Coal is King of Asia

Asia Lives in the Reign of King Coal

Asia has accounted for about two-thirds of the increase in global energy demand in the last two decades, and almost half of the entire global increase has been sustained by coal energy.

Wind and solar electrical generation are not offering Asia affordable electricity on a big enough scale to compete with coal energy expansion while global giants like China and India show continuous growth and expansion.

China mines over 3 billion tons of coal a year, leading the world.  America falls into second place with around 1 billion tons per year, followed closely in third by India.

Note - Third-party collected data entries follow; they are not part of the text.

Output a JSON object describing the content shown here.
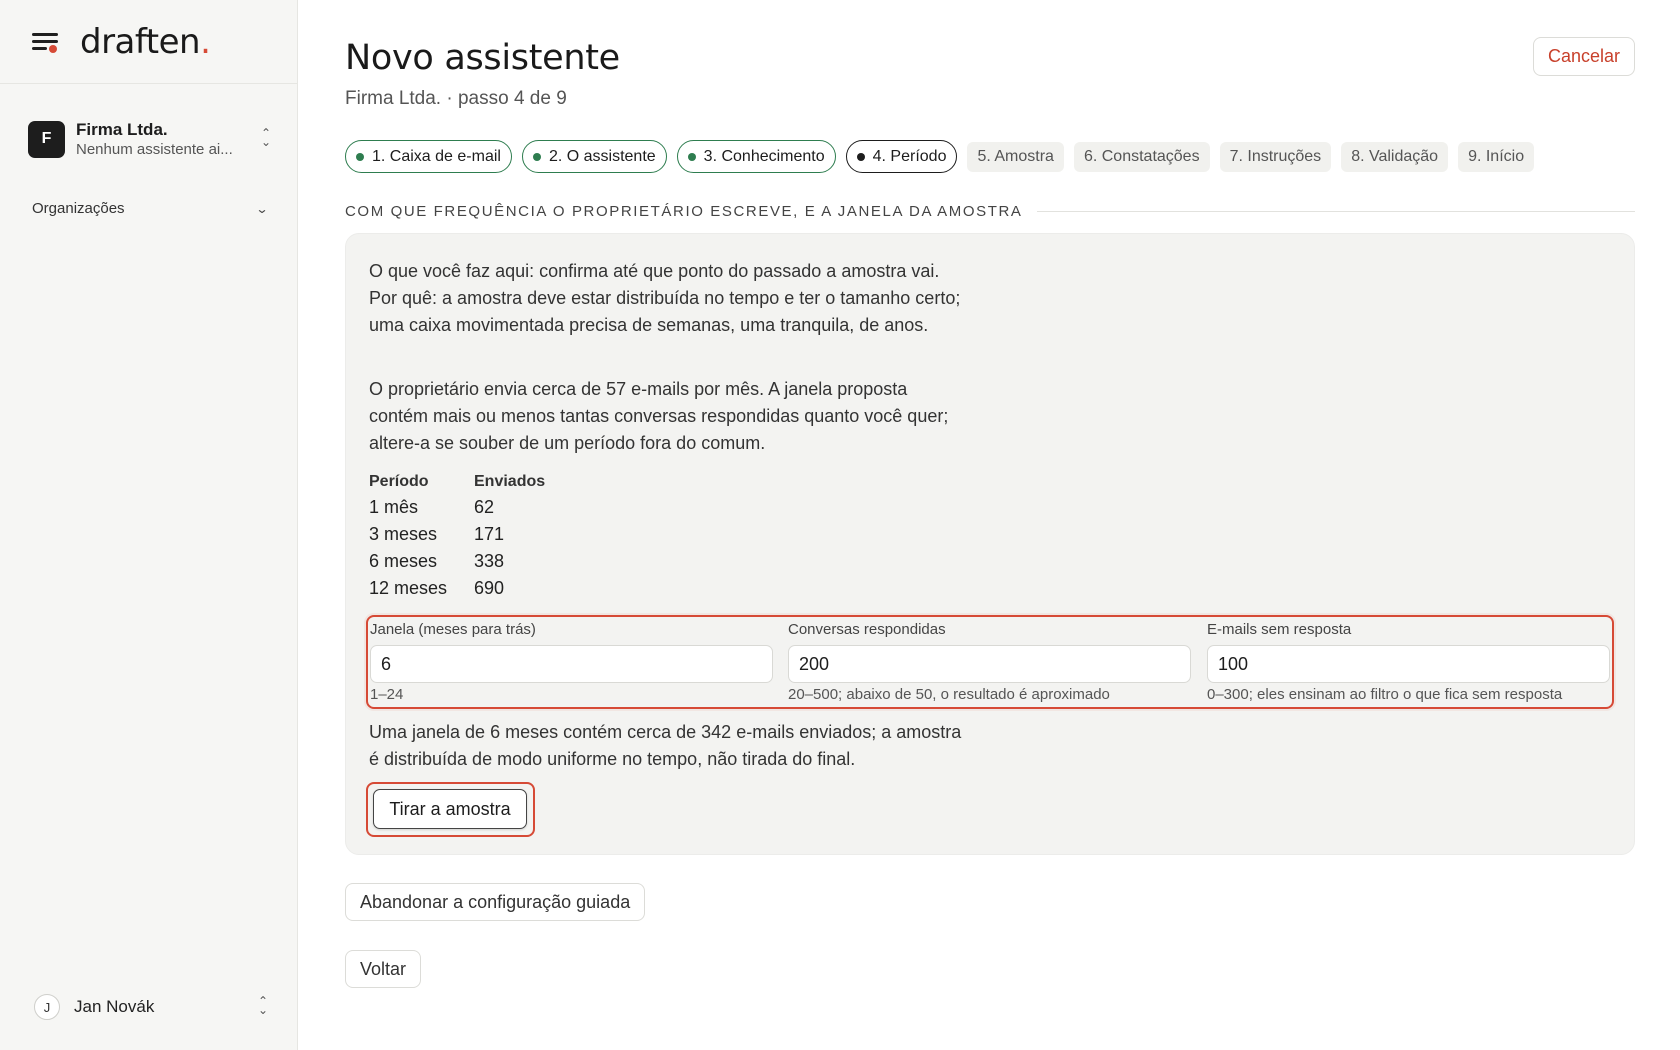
{
  "sidebar": {
    "brand": {
      "name": "draften",
      "dot": "."
    },
    "org": {
      "initial": "F",
      "name": "Firma Ltda.",
      "subtitle": "Nenhum assistente ai..."
    },
    "section_label": "Organizações",
    "user": {
      "initial": "J",
      "name": "Jan Novák"
    }
  },
  "header": {
    "title": "Novo assistente",
    "subtitle": "Firma Ltda. · passo 4 de 9",
    "cancel_label": "Cancelar"
  },
  "steps": [
    {
      "label": "1. Caixa de e-mail",
      "state": "done"
    },
    {
      "label": "2. O assistente",
      "state": "done"
    },
    {
      "label": "3. Conhecimento",
      "state": "done"
    },
    {
      "label": "4. Período",
      "state": "current"
    },
    {
      "label": "5. Amostra",
      "state": "todo"
    },
    {
      "label": "6. Constatações",
      "state": "todo"
    },
    {
      "label": "7. Instruções",
      "state": "todo"
    },
    {
      "label": "8. Validação",
      "state": "todo"
    },
    {
      "label": "9. Início",
      "state": "todo"
    }
  ],
  "section": {
    "title": "COM QUE FREQUÊNCIA O PROPRIETÁRIO ESCREVE, E A JANELA DA AMOSTRA",
    "intro": "O que você faz aqui: confirma até que ponto do passado a amostra vai. Por quê: a amostra deve estar distribuída no tempo e ter o tamanho certo; uma caixa movimentada precisa de semanas, uma tranquila, de anos.",
    "info": "O proprietário envia cerca de 57 e-mails por mês. A janela proposta contém mais ou menos tantas conversas respondidas quanto você quer; altere-a se souber de um período fora do comum.",
    "stats": {
      "headers": [
        "Período",
        "Enviados"
      ],
      "rows": [
        [
          "1 mês",
          "62"
        ],
        [
          "3 meses",
          "171"
        ],
        [
          "6 meses",
          "338"
        ],
        [
          "12 meses",
          "690"
        ]
      ]
    },
    "fields": {
      "window": {
        "label": "Janela (meses para trás)",
        "value": "6",
        "hint": "1–24"
      },
      "replied": {
        "label": "Conversas respondidas",
        "value": "200",
        "hint": "20–500; abaixo de 50, o resultado é aproximado"
      },
      "unanswered": {
        "label": "E-mails sem resposta",
        "value": "100",
        "hint": "0–300; eles ensinam ao filtro o que fica sem resposta"
      }
    },
    "summary": "Uma janela de 6 meses contém cerca de 342 e-mails enviados; a amostra é distribuída de modo uniforme no tempo, não tirada do final.",
    "sample_button": "Tirar a amostra"
  },
  "footer": {
    "abandon_label": "Abandonar a configuração guiada",
    "back_label": "Voltar"
  },
  "colors": {
    "accent": "#d64a36",
    "done": "#2e7d4f",
    "card_bg": "#f3f3f1",
    "sidebar_bg": "#f6f6f4"
  }
}
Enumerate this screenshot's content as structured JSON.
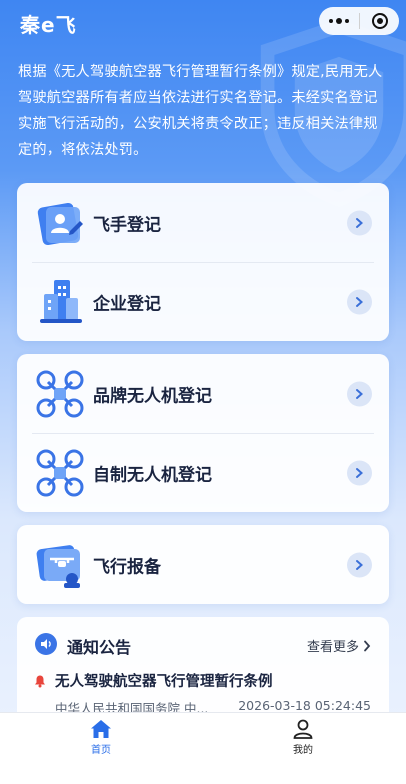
{
  "header": {
    "title": "秦e飞"
  },
  "intro_text": "根据《无人驾驶航空器飞行管理暂行条例》规定,民用无人驾驶航空器所有者应当依法进行实名登记。未经实名登记实施飞行活动的，公安机关将责令改正；违反相关法律规定的，将依法处罚。",
  "cards": {
    "registration": [
      {
        "label": "飞手登记",
        "icon": "pilot-id-card-icon"
      },
      {
        "label": "企业登记",
        "icon": "enterprise-building-icon"
      }
    ],
    "drones": [
      {
        "label": "品牌无人机登记",
        "icon": "drone-icon"
      },
      {
        "label": "自制无人机登记",
        "icon": "drone-icon"
      }
    ],
    "flight": [
      {
        "label": "飞行报备",
        "icon": "flight-report-icon"
      }
    ]
  },
  "notice": {
    "title": "通知公告",
    "more_label": "查看更多",
    "items": [
      {
        "title": "无人驾驶航空器飞行管理暂行条例",
        "source": "中华人民共和国国务院 中...",
        "time": "2026-03-18 05:24:45"
      }
    ]
  },
  "tabbar": {
    "home": "首页",
    "mine": "我的"
  },
  "colors": {
    "accent": "#2a6ee8",
    "gradient_top": "#3f86f2",
    "chevron_bg": "#dbe5f7"
  }
}
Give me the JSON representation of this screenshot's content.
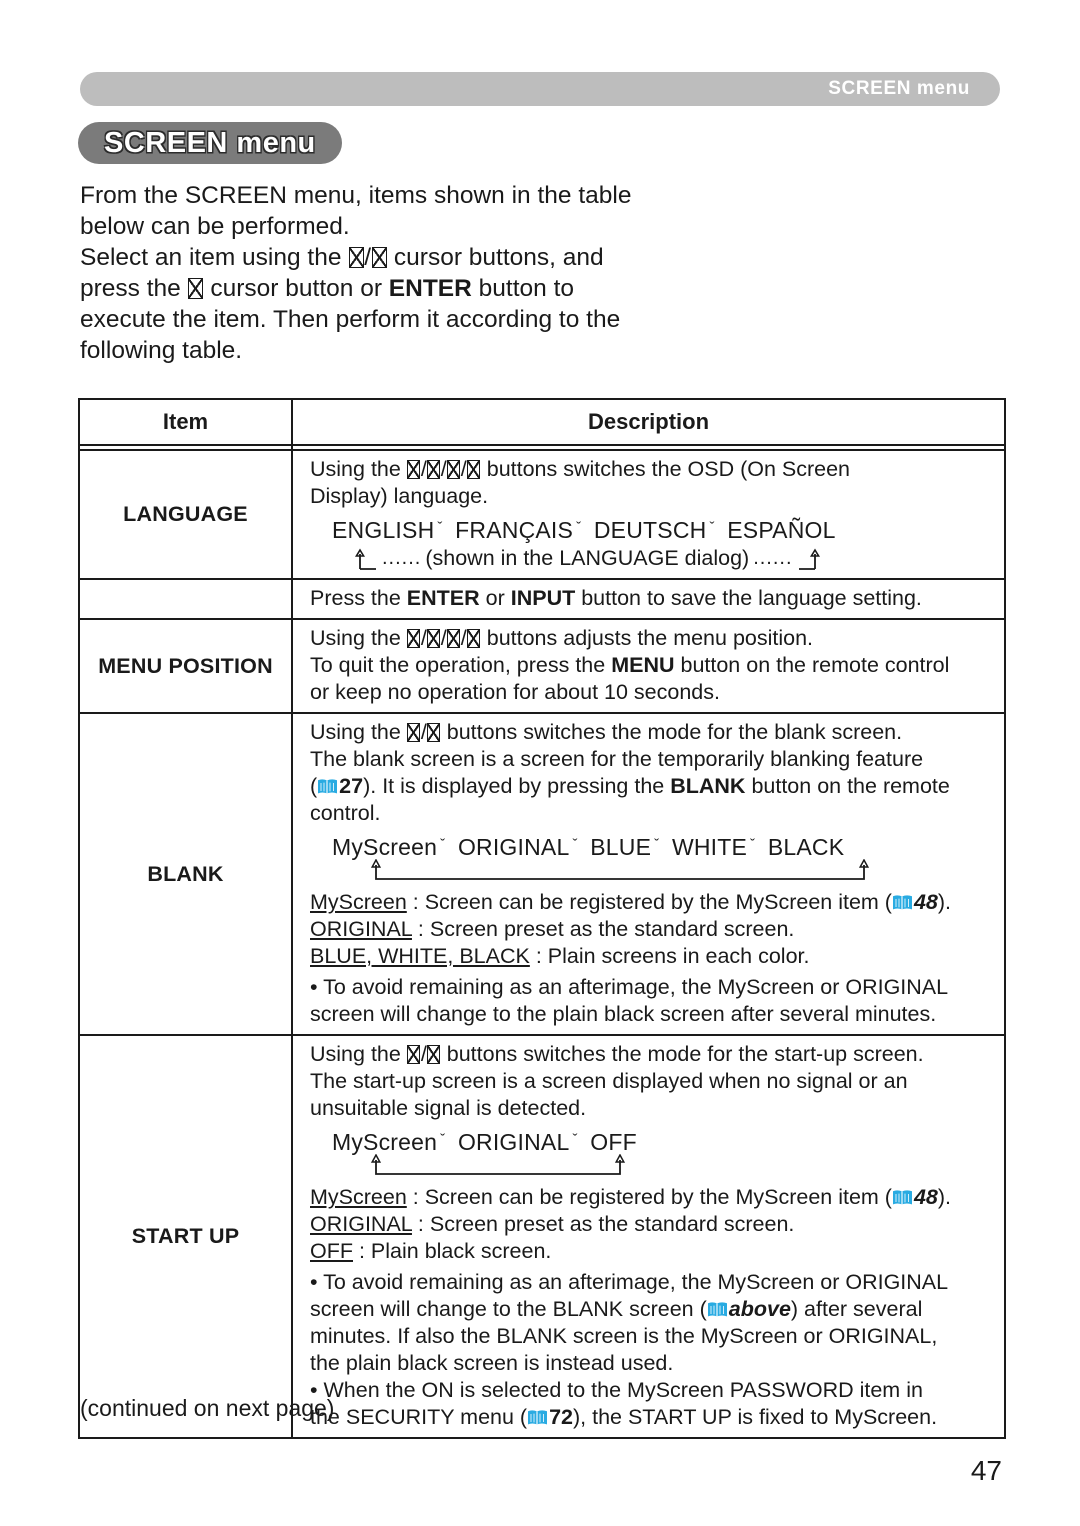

China continues to expand on hydroelectric production, and could lead the world in new nuclear-power plant production as other countries have slowed nuclear development since the disaster at the Fukushima nuclear-power plant in Japan.  However, without faster developing technologies and reduced prices on other renewable energies, China will probably remain very coal dependent for decades.

India is following a similar path, in projections of increase in energy supply over the next several years, India falls second to China.  India has the world’s fifth biggest coal reserve and is expected to have similar increase in future coal demand to China, with India already getting some 70% of its electricity from coal.

What this means for Global Warming

From both the mining and burning process, coal is one of the worst causes of air pollution in the world today, emitting billions of tons of carbon emissions into the atmosphere every year.

The future will probably hold serious debates about the rates and regulations of increasing coal energy production as the percentage of people who believe and understand the impact of global warming are continuing to increase.